As recapped by Reality Rewinds on Aug. 13, the four-man Sons of Serendip performed the emotion-filled, plaintive love ballad "Wicked Game," a hauntingly beautiful song by the much underrated artist, Chris Isaak. The quartet took Isaak's 1990 Top 10 Billboard Hot 100 hit, stripped it down, then slightly rearranged it enough to give it their own spin, yet leaving it totally recognizable to any and all who know and love the song.

In short, with a harp, a cello, a piano and vocals, Sons of Serendip have mastered minimalist music. And it is beautiful. Or, as Judge Howie Mandel would say, "soothing."

Listening to the four guys -- lead vocalist Micah Christian, harpist Mason Morton, cellist and vocalist Kendall Ramseur, and pianist and guitarist Cordaro Rodriguez -- is akin to listening to an old-style jazz session without all extemporaneous musical runs. Their sound is tight. It is controlled, professional, and polished. And it is as minimalist as it can get, with every sound -- instruments and vocals -- as clear as if there is a dividing line to separate them but also so harmonious as to be intrinsically intertwined into one amazing work of artistic sound.

You don't see this kind of accomplished musicianship and vocal blend every day.
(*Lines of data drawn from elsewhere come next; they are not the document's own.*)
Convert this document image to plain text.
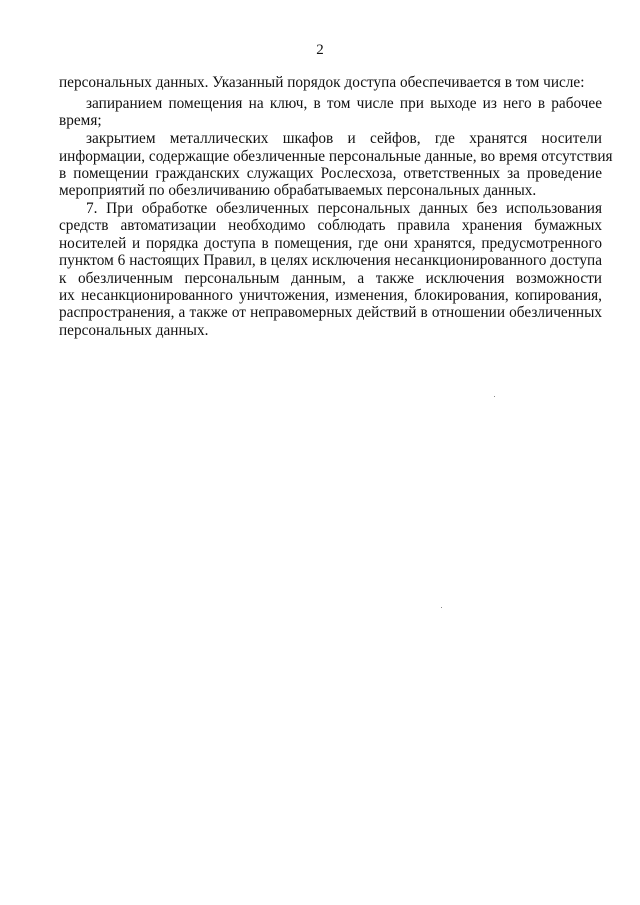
2
персональных данных. Указанный порядок доступа обеспечивается в том числе:
запиранием помещения на ключ, в том числе при выходе из него в рабочее
время;
закрытием металлических шкафов и сейфов, где хранятся носители
информации, содержащие обезличенные персональные данные, во время отсутствия
в помещении гражданских служащих Рослесхоза, ответственных за проведение
мероприятий по обезличиванию обрабатываемых персональных данных.
7. При обработке обезличенных персональных данных без использования
средств автоматизации необходимо соблюдать правила хранения бумажных
носителей и порядка доступа в помещения, где они хранятся, предусмотренного
пунктом 6 настоящих Правил, в целях исключения несанкционированного доступа
к обезличенным персональным данным, а также исключения возможности
их несанкционированного уничтожения, изменения, блокирования, копирования,
распространения, а также от неправомерных действий в отношении обезличенных
персональных данных.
In fact, it is rarely seen -- and heard -- at all. And those that find this kind of musical groove, the geniuses, well... they're bankable.

Yes, that would mean million-dollar bankable.

Judge Mel B. couldn't believe they had only been together for a few months (five, according to the band, and they got together just to take a shot at the "America's Got Talent" title). She said it was her favorite act of the night (at that point; she would change her mind later). "It sent me into a whole different world. I loved it."

Judge Howie Mandel said, with no joke intended, that their coming together for the show was "serendipitous." He went on: "Truly, your sound, your voice, the blending of these musicians is so... and I mean this in the most positive way... ii's so soothing. You made me feel so good. I hope America feels as good as I do. I feel good. I'm so soothed. I feel so good."

Howard Stern commented on the strong performances of the night, and felt the guys "just knocked it out of the park. You did a beautiful job." He also agreed with Howie, noting howing "soothing" the music ways, like "getting a massage."

Judge Heidi Klum said Sons of Serendip had taken a well-known song, "improving it and making it better. You guys are a class act."

But Judge Howie wasn't done, chiming in, "I feel so good."

With everyone laughing, host Nick Cannon asked lead vocalist Micah Christian how he felt. Laughing, he admitted, "I feel real good, too."

Just listening to Sons of Serendip perform "Wicked Game" is an amazing experience of harmonious sound. And that's what you want in an America's Got Talent winner: An act that will allow you experience amazement.

Not to mention having an experience that makes you feel good...

(An amusing aside: In the section explaining the "America's Got Talent" video on YouTube, it reads that "these three friends" when, of course, they're a four-man band.)

"America's Got Talent" airs on NBC Television at 9 p.m. (EST) on Tuesdays and Wednesdays.